Can the job of being a federal member of parliament be shared by two or more persons? Two prospective candidates for the inner-Melbourne federal seat of Higgins, Lucy Bradlow and Bronwen Bock, have announced that they will run as job-sharing independent candidates. They say they will “work week-on, week off, with a handover at the end of each week”. Is this legally and constitutionally valid?
Bradlow and Bock claim “there are no legal barriers to the inclusion of two candidates in either the Commonwealth of Australia Constitution Act or the Commonwealth Electoral Act 1918”. They argue the Constitution permits parliament to change the number of members of parliament, and does not specify a particular number of members per seat.
They conclude that “the only possible barrier to two people running to represent the same electorate is that previous candidate nomination forms for the House of Representatives […] only allowed space for the entry of the name of one candidate” and the form should be “updated” to allow two or more names to be entered as “the candidate”.
In 2015 in the United Kingdom, two Green party candidates sought to job-share. They took legal proceedings against the electoral officer who rejected their nomination. They argued references in statutes to a “candidate” and “member” in the singular should be interpreted as including the plural, and the law had to be interpreted in a manner consistent with the European Convention of Human Rights.
The High Court of England and Wales rejected their argument. Justice Wilkie pointed out that job-sharing by members of parliament would give rise to many difficult practical and conceptual problems, and these were not something a court was equipped to deal with or should determine through statutory interpretation. It was a matter for parliament to resolve, not the courts.

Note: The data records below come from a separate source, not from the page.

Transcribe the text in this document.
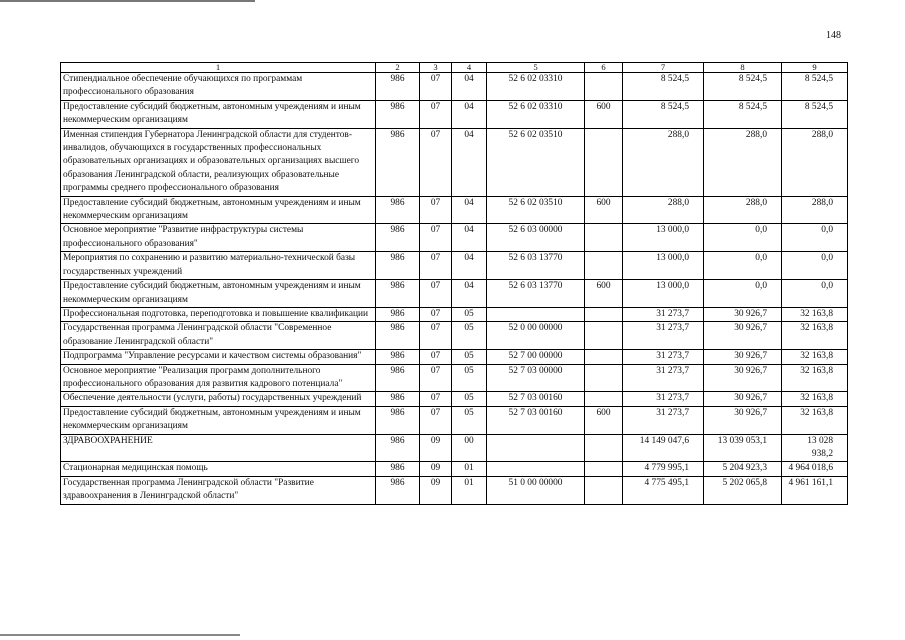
148
1	2	3	4	5	6	7	8	9
Стипендиальное обеспечение обучающихся по программам профессионального образования	986	07	04	52 6 02 03310		8 524,5	8 524,5	8 524,5
Предоставление субсидий бюджетным, автономным учреждениям и иным некоммерческим организациям	986	07	04	52 6 02 03310	600	8 524,5	8 524,5	8 524,5
Именная стипендия Губернатора Ленинградской области для студентов-инвалидов, обучающихся в государственных профессиональных образовательных организациях и образовательных организациях высшего образования Ленинградской области, реализующих образовательные программы среднего профессионального образования	986	07	04	52 6 02 03510		288,0	288,0	288,0
Предоставление субсидий бюджетным, автономным учреждениям и иным некоммерческим организациям	986	07	04	52 6 02 03510	600	288,0	288,0	288,0
Основное мероприятие "Развитие инфраструктуры системы профессионального образования"	986	07	04	52 6 03 00000		13 000,0	0,0	0,0
Мероприятия по сохранению и развитию материально-технической базы государственных учреждений	986	07	04	52 6 03 13770		13 000,0	0,0	0,0
Предоставление субсидий бюджетным, автономным учреждениям и иным некоммерческим организациям	986	07	04	52 6 03 13770	600	13 000,0	0,0	0,0
Профессиональная подготовка, переподготовка и повышение квалификации	986	07	05			31 273,7	30 926,7	32 163,8
Государственная программа Ленинградской области "Современное образование Ленинградской области"	986	07	05	52 0 00 00000		31 273,7	30 926,7	32 163,8
Подпрограмма "Управление ресурсами и качеством системы образования"	986	07	05	52 7 00 00000		31 273,7	30 926,7	32 163,8
Основное мероприятие "Реализация программ дополнительного профессионального образования для развития кадрового потенциала"	986	07	05	52 7 03 00000		31 273,7	30 926,7	32 163,8
Обеспечение деятельности (услуги, работы) государственных учреждений	986	07	05	52 7 03 00160		31 273,7	30 926,7	32 163,8
Предоставление субсидий бюджетным, автономным учреждениям и иным некоммерческим организациям	986	07	05	52 7 03 00160	600	31 273,7	30 926,7	32 163,8
ЗДРАВООХРАНЕНИЕ	986	09	00			14 149 047,6	13 039 053,1	13 028 938,2
Стационарная медицинская помощь	986	09	01			4 779 995,1	5 204 923,3	4 964 018,6
Государственная программа Ленинградской области "Развитие здравоохранения в Ленинградской области"	986	09	01	51 0 00 00000		4 775 495,1	5 202 065,8	4 961 161,1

The same point should be made here in Australia. If job-sharing for members of parliament is desired, then at the very least this should be the subject of proper consideration and legislation by parliament to make the system workable.
[Ed: If there is a will, there is a way]
Source: Two people want to share the job of MP for Higgins. Is it constitutional?

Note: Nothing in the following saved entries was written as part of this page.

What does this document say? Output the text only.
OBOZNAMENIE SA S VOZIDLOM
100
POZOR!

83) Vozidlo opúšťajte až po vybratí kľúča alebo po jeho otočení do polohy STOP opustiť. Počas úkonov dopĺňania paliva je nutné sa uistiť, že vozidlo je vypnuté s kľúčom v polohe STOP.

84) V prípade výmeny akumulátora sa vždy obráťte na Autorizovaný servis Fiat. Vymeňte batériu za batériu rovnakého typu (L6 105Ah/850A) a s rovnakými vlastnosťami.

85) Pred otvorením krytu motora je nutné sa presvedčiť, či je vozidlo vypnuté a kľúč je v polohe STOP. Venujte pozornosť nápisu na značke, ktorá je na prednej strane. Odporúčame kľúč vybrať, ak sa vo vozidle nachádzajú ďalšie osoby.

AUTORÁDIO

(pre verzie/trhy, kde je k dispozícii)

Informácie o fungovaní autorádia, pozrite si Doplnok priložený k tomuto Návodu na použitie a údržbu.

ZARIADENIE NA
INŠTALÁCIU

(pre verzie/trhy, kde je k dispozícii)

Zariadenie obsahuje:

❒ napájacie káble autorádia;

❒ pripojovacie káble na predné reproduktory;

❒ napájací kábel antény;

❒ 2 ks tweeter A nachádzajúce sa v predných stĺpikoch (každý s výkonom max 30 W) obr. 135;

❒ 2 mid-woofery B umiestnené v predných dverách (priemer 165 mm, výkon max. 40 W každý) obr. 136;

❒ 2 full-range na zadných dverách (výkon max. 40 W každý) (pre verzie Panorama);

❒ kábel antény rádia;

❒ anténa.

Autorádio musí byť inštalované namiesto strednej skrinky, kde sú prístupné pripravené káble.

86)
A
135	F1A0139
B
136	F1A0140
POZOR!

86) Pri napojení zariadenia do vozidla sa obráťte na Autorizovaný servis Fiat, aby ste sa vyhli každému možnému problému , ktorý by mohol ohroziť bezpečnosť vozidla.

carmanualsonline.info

Afraid I disagree with this proposal entirely. If it were to go ahead (despite its unconstitutionality), what price the concerns about MPs who fill the office and continue with another job? MPs who continue to work a fulltime job whilst holding office as a constituency/electorate’s representative are (in my view) rightly criticised for this. How would it be any different? Saying I am in a jobshare doesn’t address the problem at all – the MP continues to consider that being an MP is part time post. Saying I have a mate working when I am not does not resolve this. Sorry, but a person who goes to the electorate has a responsibility to focus on that job, not sharing time between the job of MP and some other career. This is completely different from other jobshares – for example administrative work.